Memleket, mekânların bütününe verilen addır. Türklerin mekânları; kullanışlı evler, ferah camiler, geleneğe yaslanan resmî binalar, kendilerine has sosyalleşme alanları, geniş mezarlıklar, çağın dışında kalmayan ama kopyalanarak değil uyarlanarak kabul edilen iş yerleridir. Öğretim binalarında ayrıca özgünlük aranır. Çünkü memleketin geleceği o mekanlardan yetişir. Tabii "olması gerekenden" bahsediyorum. 

Olan şöyledir: kullanışsız evler, çakma mimarî eseri büyük, çok büyük ama ferah olmayan camiler, gelenekle ilgisiz, bugünle zaten alâkasız resmî binalar, ne bize ne bir başkasına ait olmayan sosyalleşme alanları, şehrin dışına atılmış mezarlıklar, çağın dışında ve kopya edilerek dikilmiş iş yerleri, kendinden başka hiçbir şeye benzemeyen, kendisi de bir şeye benzemeyen öğretim kurumları... 

Mekân sıkıntısını "lüks" bulabilirsiniz. Bir milletin geçmişine bağlanması ve oradan kuvvet alması lüks değildir. Zorunluluktur. 

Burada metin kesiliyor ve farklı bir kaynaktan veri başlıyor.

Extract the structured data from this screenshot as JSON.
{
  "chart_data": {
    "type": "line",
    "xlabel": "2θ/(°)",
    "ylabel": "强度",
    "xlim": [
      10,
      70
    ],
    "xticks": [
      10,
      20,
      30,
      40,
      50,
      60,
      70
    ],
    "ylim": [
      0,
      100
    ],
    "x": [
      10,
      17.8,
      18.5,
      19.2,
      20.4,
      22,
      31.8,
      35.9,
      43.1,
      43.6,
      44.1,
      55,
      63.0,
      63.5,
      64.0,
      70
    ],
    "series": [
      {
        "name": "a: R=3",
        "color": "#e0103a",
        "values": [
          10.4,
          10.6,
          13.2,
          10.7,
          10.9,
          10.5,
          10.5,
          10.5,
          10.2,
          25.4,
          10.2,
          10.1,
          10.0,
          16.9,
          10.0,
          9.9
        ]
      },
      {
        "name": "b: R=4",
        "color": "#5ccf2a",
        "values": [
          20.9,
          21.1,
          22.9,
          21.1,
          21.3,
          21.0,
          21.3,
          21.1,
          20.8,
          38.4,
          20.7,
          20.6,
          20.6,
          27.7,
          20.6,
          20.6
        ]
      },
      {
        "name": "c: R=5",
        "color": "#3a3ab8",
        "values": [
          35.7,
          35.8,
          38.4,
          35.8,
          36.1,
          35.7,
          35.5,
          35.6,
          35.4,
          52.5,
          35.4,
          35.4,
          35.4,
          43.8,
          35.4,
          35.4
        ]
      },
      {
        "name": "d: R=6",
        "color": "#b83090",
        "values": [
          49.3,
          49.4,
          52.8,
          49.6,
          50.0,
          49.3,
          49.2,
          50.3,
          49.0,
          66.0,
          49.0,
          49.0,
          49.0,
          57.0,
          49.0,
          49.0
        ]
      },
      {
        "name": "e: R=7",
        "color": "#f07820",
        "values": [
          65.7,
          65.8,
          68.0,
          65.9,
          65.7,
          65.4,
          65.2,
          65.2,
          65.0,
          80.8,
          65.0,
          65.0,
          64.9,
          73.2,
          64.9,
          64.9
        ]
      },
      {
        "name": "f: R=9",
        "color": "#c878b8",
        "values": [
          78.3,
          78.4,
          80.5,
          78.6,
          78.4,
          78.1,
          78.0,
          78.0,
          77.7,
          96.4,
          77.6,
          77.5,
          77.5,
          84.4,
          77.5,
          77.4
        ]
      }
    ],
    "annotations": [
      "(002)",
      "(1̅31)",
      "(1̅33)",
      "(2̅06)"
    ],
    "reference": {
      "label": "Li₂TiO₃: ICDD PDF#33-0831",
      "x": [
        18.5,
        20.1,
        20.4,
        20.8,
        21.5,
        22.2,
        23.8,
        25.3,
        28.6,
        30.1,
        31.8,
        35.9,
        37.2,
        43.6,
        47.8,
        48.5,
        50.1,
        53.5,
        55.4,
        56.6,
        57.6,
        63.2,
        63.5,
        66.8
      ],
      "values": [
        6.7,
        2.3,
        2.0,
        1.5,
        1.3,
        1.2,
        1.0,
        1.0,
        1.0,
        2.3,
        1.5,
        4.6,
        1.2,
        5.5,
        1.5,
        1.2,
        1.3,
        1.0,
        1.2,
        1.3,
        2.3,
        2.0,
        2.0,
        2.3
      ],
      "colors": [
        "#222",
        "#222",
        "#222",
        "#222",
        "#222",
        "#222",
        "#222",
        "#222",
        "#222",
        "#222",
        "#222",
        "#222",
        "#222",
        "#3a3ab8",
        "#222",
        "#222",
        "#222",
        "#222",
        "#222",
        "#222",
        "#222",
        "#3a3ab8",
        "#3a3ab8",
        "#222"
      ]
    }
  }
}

"Mekânın manevi koruyuculuğu" milletin üzerinde olursa, ancak o zaman birlik duygusu kuvvetlenir. İstanbul'un Türk olmasının; Ankara'nın Türk olmasının en önemli delilleri; genellikle mezarlıkların yanında ve hakim tepelerde kurulan evliya kabirleridir. Dinî anlamda kutsal kişileri, şehirlerin hâkim tepelerine gömmek; mekânın manevi koruyuculuğunu çok iyi anlamakla ilgilidir. Şimdi Ankara'yı dinazorlar, İstanbul'u biçimsiz gökdelen ve kuleler "koruyor". Boş bulduğu yere saat kulesi diken diğer vilayetlerimizin de bu kervana katılmaması için hiçbir sebep yok. Zaten, onlar da sıralarını bekliyorlar. 

"Yol Açmak"

Mimaride, mekân kelimesi "belirli sınırları olan boşluğun adı" olarak tanımlanıyor. Eğer bu kelimeye yeni anlamlar katmaya uğraşmıyorsak, içinden geçtiğimiz ekonomik krizi bari burada fırsata çevirelim. Ve artık yıkma-yapma sarmalından kurtulup, koruma-yaşatma evrelerini de hayatımıza katalım. Yoksa yıkma-yapma ikilemi yalnızca "mekân sıkıntımızla" sınırlı kalmaz; bugün yaşayarak tecrübe ettiğimiz gibi, "tarihe bakışa" da, "siyaset biçimine" de sirayet eder. Birisi yapar, ötekisi yıkar. Bizden sonra gelecekler ise NFT gibi yeni "pazarlardan" Ayasofya'nın telifini almaya uğraşırlar. Onu da alamazlar ve dönüp "okunabilen" mezar taşlarımızı parçalarlar. Yanlış anlaşılmasın, öfkeyle değil. Yol açmak için... Her anlamda.